On the way to the amphitheatre, there is an ancient tree with some of the chains used for prisoners by colonial warders. There is also a fountain gushing out water. The geese stable is further down. There is a mart with rows of shops.
There are bars displaying choice wine, beer and non-alcoholic drink. As I passed through a shop,the aroma of food was in the atmosphere. I then looked in. At the back of the shop which is a kitchen, a male chef was preparing a meal. He was manipulating and waving the greenish rice. If one could judge by the aroma, it would be a delightful culinary experience to dine there. Although it was on a Wednesday, canopies were being set for a programme. Behind is the main theatre. There were no activities going on there. It used to be a place for condemned criminals in the colonial prison, but now an arena that gives wings to creative imagination.
However, for me, the biggest addition to the Freedom Park in the last three years are the works of art commissioned by the Omooba Yemi Shyllon Foundation. The works are statues painted black with fibre class as the medium. They are almost life-size statues that capture the Nigerian way of life from different ethnic groups of the country.
A Northen flutist blowing kaakaki, a kind of royal flute to announce the presence of royalty; a woman displaying her kolaunts in a wooden bowl; a blacksmith working on a material; and an appreciative Urhobo groom with his in-laws. There are others in the park that take one on an imaginary trip to different parts of the country.
So, within the Freedom Park, one could see and experience history, the creative imagination of some of Nigerian leading artists and have an experience of the culture of the country. Prince Yemi Shyllon, an art patron and one of the avid collectors of works of art in the country must be commended for deepening further the mental and physical experience of visiting the Freedom Park.

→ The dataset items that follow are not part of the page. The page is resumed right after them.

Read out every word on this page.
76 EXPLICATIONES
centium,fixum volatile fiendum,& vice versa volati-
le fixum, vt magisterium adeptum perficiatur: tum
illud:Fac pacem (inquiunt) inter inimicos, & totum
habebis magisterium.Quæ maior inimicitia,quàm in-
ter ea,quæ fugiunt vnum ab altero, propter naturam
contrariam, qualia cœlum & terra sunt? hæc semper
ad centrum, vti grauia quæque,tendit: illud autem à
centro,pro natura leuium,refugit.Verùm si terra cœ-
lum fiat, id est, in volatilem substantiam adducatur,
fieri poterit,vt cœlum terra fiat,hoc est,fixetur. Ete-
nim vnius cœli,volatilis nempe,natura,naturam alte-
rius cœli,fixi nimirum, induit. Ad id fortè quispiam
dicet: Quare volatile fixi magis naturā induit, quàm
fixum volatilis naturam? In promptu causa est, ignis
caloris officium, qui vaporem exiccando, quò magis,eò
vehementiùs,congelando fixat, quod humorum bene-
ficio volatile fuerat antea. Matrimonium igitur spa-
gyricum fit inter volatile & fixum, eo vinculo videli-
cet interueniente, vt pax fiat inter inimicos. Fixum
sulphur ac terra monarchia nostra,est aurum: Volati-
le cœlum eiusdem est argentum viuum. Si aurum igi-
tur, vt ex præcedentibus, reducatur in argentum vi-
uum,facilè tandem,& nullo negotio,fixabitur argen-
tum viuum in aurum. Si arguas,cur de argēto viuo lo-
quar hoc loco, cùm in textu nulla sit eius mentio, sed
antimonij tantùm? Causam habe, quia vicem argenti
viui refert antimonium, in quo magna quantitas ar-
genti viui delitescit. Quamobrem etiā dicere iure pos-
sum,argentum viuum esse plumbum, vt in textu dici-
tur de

The park is located on the site of the colonial prison where prominent Nigerians had their jail terms during the colonial era. The park, which is now a peaceful place for individual and collective contemplation and interaction, is open to the public daily.
The park is a brainchild of a Lagos-born architect and visionary, Theo Lawson.He transformed the colonial prison to a symbol of freedom.
This prison was used by the British colonial masters to torture, imprison and hang those who opposed the colonial rule in Nigeria, including Herbert Macaulay, Chief Cbafemi Awolowo, Chief Michael Imodu, Sir Adeyemo Alakija and others.
Freedom Park is a memorial leisure park to preserve the Lagos colonial heritage and history of the old Broad Street prison.